Autofahrer müssen umdenken und dürfen nicht auf einem „Gewohnheitsrecht“ bestehen. Czerwinski betonte, dass Autos ja kostenlos im öffentlichen Raum abgestellt werden, und das dann Autos auch in der Stadt geparkt würden. Zuschke forderte – unter lautem Beifall des Publikums – dass in Berlin vom Gesetzgeber der Bußgeldkatalog (etwa fürs Radwegeparken) drastisch erhöht werden müsse. Was übrigens von mehreren großen Städten gefordert wird. Czerwinski erinnerte daran, dass vor 12 Jahren das Gehwegparken erlaubt wurde – 4000 Mal in der Stadt. Wien, mit seiner Initiative des 365-Euro-Tickets für ein Jahr – habe nicht beim ÖPNV angefangen, sondern der Verteuerung von Parkplätzen.

Für die fast 300.000 Pendler in der Stadt müsse eine Kooperation mit Bahn und den umliegenden Gemeinden her.

Einig waren sich Planer und Politiker: Der Widerstand gegen eine dringend nötige Verkehrswende wie teureres Parken, müsse von der Politik aufgehoben werden.
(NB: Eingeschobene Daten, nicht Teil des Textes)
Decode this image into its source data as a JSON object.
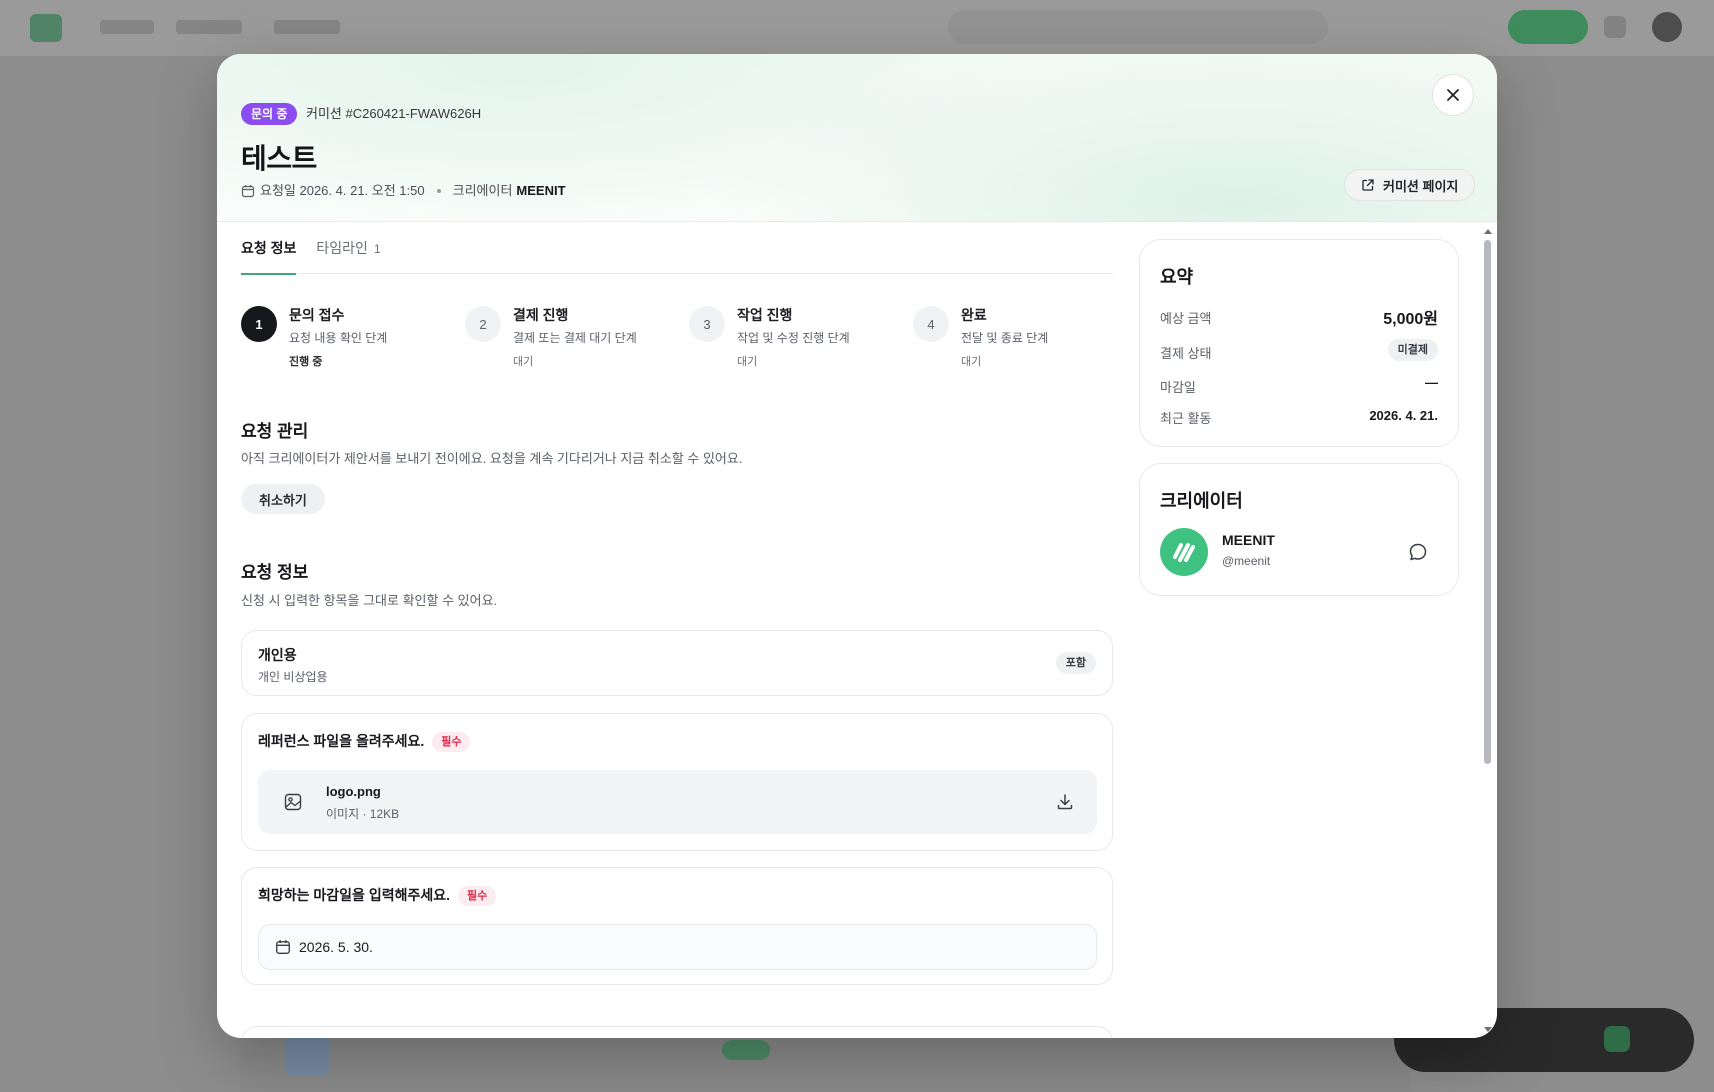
{
  "modal": {
    "status": "문의 중",
    "code": "커미션 #C260421-FWAW626H",
    "title": "테스트",
    "request_date": "요청일 2026. 4. 21. 오전 1:50",
    "creator_label": "크리에이터",
    "creator_name": "MEENIT",
    "page_button": "커미션 페이지"
  },
  "tabs": [
    {
      "label": "요청 정보",
      "count": ""
    },
    {
      "label": "타임라인",
      "count": "1"
    }
  ],
  "steps": [
    {
      "num": "1",
      "title": "문의 접수",
      "desc": "요청 내용 확인 단계",
      "state": "진행 중"
    },
    {
      "num": "2",
      "title": "결제 진행",
      "desc": "결제 또는 결제 대기 단계",
      "state": "대기"
    },
    {
      "num": "3",
      "title": "작업 진행",
      "desc": "작업 및 수정 진행 단계",
      "state": "대기"
    },
    {
      "num": "4",
      "title": "완료",
      "desc": "전달 및 종료 단계",
      "state": "대기"
    }
  ],
  "manage": {
    "title": "요청 관리",
    "desc": "아직 크리에이터가 제안서를 보내기 전이에요. 요청을 계속 기다리거나 지금 취소할 수 있어요.",
    "cancel": "취소하기"
  },
  "info": {
    "title": "요청 정보",
    "desc": "신청 시 입력한 항목을 그대로 확인할 수 있어요."
  },
  "usage": {
    "title": "개인용",
    "sub": "개인 비상업용",
    "badge": "포함"
  },
  "reference": {
    "title": "레퍼런스 파일을 올려주세요.",
    "required": "필수",
    "file_name": "logo.png",
    "file_type": "이미지",
    "file_size": "12KB"
  },
  "deadline": {
    "title": "희망하는 마감일을 입력해주세요.",
    "required": "필수",
    "value": "2026. 5. 30."
  },
  "summary": {
    "title": "요약",
    "rows": [
      {
        "label": "예상 금액",
        "value": "5,000원"
      },
      {
        "label": "결제 상태",
        "value": "미결제"
      },
      {
        "label": "마감일",
        "value": "—"
      },
      {
        "label": "최근 활동",
        "value": "2026. 4. 21."
      }
    ]
  },
  "creator": {
    "title": "크리에이터",
    "name": "MEENIT",
    "handle": "@meenit"
  },
  "colors": {
    "accent": "#3fa77a",
    "status": "#8b4cf0",
    "required": "#e0294b",
    "avatar": "#3ec181"
  }
}
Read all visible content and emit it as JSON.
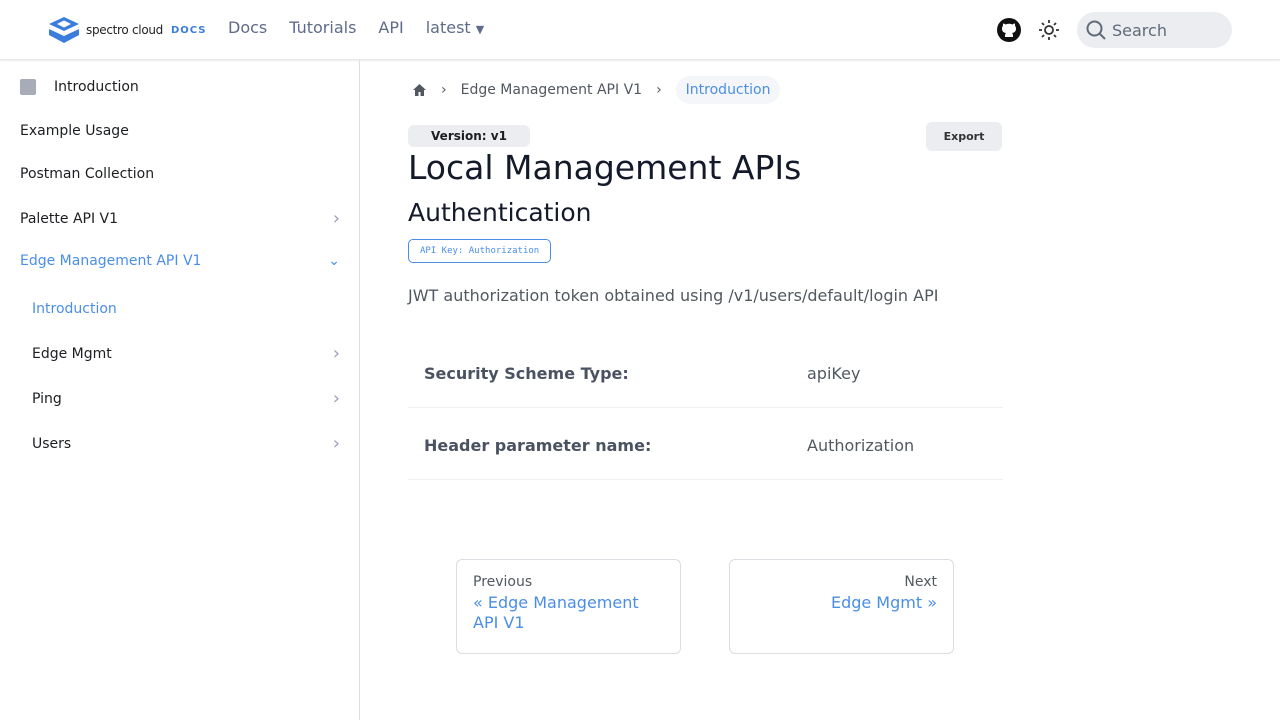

Wohl eine optimistische Hoffnung.

Klar wurde auch: Der ÖPNV (Busse und Bahnen) muss sich auf veränderte Mobilität umstellen und unter anderem mehr Mitnahme-Möglichkeiten für Räder und E-Bikes schaffen.

Wenn man die Veranstaltung sehr einseitig, auf zwei Rädern sozusagen, einordnet, bleibt das alles Stückwerk. Allerdings kann die Betrachtung der Stadt-Geschichte und die Schwierigkeit, eine Autostadt zu moderner Mobilität umzubauen, bei der Einordnung auch Vorfahrt haben.

Dass der Bürgerdialog ausgerechnet im angeblich hippen „BouiBoui“ ablaufen musste, mit überflüssigen Lichteffekten, war vielleicht ein Fehlgriff.